An Essay By Kevin Brian Dowling
A World Without Children
"I love you, Daddy!". God, how I miss hearing that. Those four words echo through the eroding valleys of my memory, last recorded nearly 13 years ago.
I struggle to envision their ebullient faces. I draw breath hoping to detect the distinctive scents of their innocent heads, as I once did, after God gifted them to this world.
I lived a good life. I never hurt anyone. I worked hard to provide for my wife and three children. I looked forward to a long happy life, to watching my children succeed, to knowing my grandchildren, and perhaps much more. Then, at a time chosen by God. I would leave this mortal plane and wear the wooden coat to the resurrection.
For reasons that are too complicated to detail here, the scions of Satan whose nefarious motives sent me to death row for crimes they knew I could not have committed, did so by targeting my traumatized family to accomplish their goal. They succeeded, and destroyed my marriage and alienated my children in the process.

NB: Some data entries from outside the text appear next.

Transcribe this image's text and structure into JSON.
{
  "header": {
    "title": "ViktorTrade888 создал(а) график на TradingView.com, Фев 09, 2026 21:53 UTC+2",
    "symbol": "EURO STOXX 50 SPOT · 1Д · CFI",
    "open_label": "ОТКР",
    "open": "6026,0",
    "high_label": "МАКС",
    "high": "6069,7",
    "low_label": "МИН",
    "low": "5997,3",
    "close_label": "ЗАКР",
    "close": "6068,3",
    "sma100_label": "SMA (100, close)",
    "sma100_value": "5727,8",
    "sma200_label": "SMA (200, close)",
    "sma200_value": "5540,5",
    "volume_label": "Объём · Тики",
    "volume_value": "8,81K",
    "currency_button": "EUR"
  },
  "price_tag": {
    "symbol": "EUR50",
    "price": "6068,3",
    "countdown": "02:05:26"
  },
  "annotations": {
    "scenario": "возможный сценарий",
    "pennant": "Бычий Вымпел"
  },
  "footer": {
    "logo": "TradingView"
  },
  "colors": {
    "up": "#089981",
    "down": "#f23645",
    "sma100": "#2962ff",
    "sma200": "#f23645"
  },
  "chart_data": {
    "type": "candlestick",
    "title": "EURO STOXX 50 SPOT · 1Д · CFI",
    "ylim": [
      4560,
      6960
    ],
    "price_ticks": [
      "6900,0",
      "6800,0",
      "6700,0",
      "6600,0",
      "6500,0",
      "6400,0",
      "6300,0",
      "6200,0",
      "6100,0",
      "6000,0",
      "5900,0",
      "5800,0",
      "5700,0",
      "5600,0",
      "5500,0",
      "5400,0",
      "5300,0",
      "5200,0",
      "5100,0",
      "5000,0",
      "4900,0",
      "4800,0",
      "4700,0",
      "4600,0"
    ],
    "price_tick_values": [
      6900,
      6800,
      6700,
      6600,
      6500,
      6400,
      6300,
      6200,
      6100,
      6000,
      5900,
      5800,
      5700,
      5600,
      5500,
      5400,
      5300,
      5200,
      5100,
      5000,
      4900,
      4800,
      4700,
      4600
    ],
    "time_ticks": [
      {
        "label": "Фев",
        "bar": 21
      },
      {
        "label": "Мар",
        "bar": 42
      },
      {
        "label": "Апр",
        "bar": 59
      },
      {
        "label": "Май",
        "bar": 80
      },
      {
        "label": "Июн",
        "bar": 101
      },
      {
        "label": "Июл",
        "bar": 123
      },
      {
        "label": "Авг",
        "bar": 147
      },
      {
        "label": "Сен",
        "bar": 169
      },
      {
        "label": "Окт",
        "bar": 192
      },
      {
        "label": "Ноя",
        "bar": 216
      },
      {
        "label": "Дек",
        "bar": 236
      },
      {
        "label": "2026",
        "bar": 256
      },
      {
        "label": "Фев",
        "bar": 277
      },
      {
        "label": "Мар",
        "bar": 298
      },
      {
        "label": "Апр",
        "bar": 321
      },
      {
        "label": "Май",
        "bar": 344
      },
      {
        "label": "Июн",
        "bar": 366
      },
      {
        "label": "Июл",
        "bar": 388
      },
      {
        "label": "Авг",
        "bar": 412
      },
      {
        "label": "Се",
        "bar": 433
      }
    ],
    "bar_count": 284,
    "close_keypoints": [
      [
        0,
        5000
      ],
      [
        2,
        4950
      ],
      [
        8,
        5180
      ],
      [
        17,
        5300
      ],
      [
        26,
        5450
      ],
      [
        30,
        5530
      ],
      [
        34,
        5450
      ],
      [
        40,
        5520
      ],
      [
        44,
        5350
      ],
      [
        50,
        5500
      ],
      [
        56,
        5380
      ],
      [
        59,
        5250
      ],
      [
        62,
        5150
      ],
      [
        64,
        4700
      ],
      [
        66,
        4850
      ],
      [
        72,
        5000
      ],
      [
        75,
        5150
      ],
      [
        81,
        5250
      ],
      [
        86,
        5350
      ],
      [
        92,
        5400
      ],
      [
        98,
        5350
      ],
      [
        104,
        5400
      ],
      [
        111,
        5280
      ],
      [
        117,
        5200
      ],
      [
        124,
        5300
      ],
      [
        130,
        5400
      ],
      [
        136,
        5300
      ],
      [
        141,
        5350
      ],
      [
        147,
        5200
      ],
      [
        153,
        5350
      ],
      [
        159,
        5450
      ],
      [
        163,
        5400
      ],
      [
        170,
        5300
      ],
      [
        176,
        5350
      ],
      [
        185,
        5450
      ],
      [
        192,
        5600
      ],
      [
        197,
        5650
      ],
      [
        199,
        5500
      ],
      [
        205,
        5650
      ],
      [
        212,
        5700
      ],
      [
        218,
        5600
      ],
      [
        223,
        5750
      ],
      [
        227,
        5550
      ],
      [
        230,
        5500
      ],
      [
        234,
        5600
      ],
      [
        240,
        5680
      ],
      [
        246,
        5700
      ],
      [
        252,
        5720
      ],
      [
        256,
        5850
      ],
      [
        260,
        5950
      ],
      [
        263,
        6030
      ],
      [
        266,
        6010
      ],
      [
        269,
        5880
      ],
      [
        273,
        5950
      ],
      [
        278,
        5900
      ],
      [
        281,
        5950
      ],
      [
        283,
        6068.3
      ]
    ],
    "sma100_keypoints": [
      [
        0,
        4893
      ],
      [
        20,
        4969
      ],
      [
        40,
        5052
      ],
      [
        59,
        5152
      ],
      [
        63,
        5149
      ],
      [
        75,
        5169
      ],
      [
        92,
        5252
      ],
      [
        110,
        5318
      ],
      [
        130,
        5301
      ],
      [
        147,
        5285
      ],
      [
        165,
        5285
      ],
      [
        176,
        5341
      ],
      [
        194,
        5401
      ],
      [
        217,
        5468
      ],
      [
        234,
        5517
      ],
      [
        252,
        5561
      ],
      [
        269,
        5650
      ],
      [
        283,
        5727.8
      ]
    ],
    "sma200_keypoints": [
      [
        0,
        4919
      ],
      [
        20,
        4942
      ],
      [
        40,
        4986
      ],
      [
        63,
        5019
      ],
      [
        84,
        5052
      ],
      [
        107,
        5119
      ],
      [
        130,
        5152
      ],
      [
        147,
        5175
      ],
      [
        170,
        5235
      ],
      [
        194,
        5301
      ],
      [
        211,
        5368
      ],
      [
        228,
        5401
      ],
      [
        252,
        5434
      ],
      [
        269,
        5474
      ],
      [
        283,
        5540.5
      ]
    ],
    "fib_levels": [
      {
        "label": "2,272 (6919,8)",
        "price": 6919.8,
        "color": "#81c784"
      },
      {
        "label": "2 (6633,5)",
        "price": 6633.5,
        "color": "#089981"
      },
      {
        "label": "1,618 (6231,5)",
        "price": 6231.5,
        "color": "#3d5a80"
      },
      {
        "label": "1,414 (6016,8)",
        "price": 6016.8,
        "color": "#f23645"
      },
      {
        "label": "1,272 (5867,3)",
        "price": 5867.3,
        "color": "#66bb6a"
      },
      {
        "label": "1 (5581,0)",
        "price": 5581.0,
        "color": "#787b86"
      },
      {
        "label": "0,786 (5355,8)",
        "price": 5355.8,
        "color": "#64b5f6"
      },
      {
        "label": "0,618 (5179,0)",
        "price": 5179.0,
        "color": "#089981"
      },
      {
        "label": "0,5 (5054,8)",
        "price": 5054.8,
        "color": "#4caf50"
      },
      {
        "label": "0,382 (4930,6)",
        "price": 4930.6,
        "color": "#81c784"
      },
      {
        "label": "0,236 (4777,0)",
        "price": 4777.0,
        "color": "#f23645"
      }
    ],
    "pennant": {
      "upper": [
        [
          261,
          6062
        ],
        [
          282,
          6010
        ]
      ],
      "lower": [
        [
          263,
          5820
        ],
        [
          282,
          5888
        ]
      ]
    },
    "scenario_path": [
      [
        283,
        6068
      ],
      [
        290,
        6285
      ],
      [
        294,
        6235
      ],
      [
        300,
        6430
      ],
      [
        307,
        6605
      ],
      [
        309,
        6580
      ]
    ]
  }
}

What do my children look like or sound like after all these years? I do not know. Are they safe and well? I can only pray they are. Every parent knows that rush of panic when their child runs into the street, or eludes their protective sight in a shopping mall. When your child gets hurt or feels ill, you wish you could suffer in their stead.
Then there are those incredible moments of joy. The first smile and giggle of a baby are the purest forms of art and music in creation. You dedicate your life to witnessing their success in school and work, to being there when they find love, and seeing them instil the same values in their children.
I find myself exiled to a caliginous netherworld, permeated with calamity, in an interminable epoch. I am between paradise and perdition. In one sense I exist in a veritable dungeon, confined to a cement box in a world without humanity. This is a world without children. I was charged with false accusations, given an unjust castigation and branded for slaughter.
I look out my cell window and see an alternative universe. The red sun rising signals the spilling of blood. The stars are not beacons from distant worlds, but mere pinholes in the curtain of night. Each day feeds a growing past and a diminishing future. The book of my life already has 13 chapters of empty pages.
In another sense, I find myself dangling from the edge of a cliff, hovering over a misty abyss. I struggle to maintain my grasp on the jagged rock. I experience every moment in the lives of my children, both real and imagined.
Their voices waft through the mist from below. "Help me, Daddy!" I cannot help my baby. "Daddy, I don't know what to do". I cannot counsel my child either. I can neither climb to the acme nor can I release myself into the mist. My hands seem glued in place.
Occasionally I receive letters from my few remaining family and friends. Their letter provide momentary footholds, so that I can rest my weary arms.
Death Row takes away everything a man ever was, or will ever be, obliterating his past and annihilating his future.
The cries and pleas from the mist buffet my heart and soul like relentless turbulent winds of searing heat. This is a war without the usual battles and without physical weapons. I am inflicted with wounds that neither bleed nor heal. There is no re-quiescence.
I stoke the furnace of my broken heart with whatever fuel I can muster. Someday there will be nothing left to burn, and they will immolate me on the altar of false justice.
My mortal shell will disintegrate into embers and ashes, and drift away into the eternal mist below. I can see my children again! I experience another forgotten sensation as I feel their hearts beating against mine in a warm embrace! I hear those elusive words once again - "I love you, Daddy!".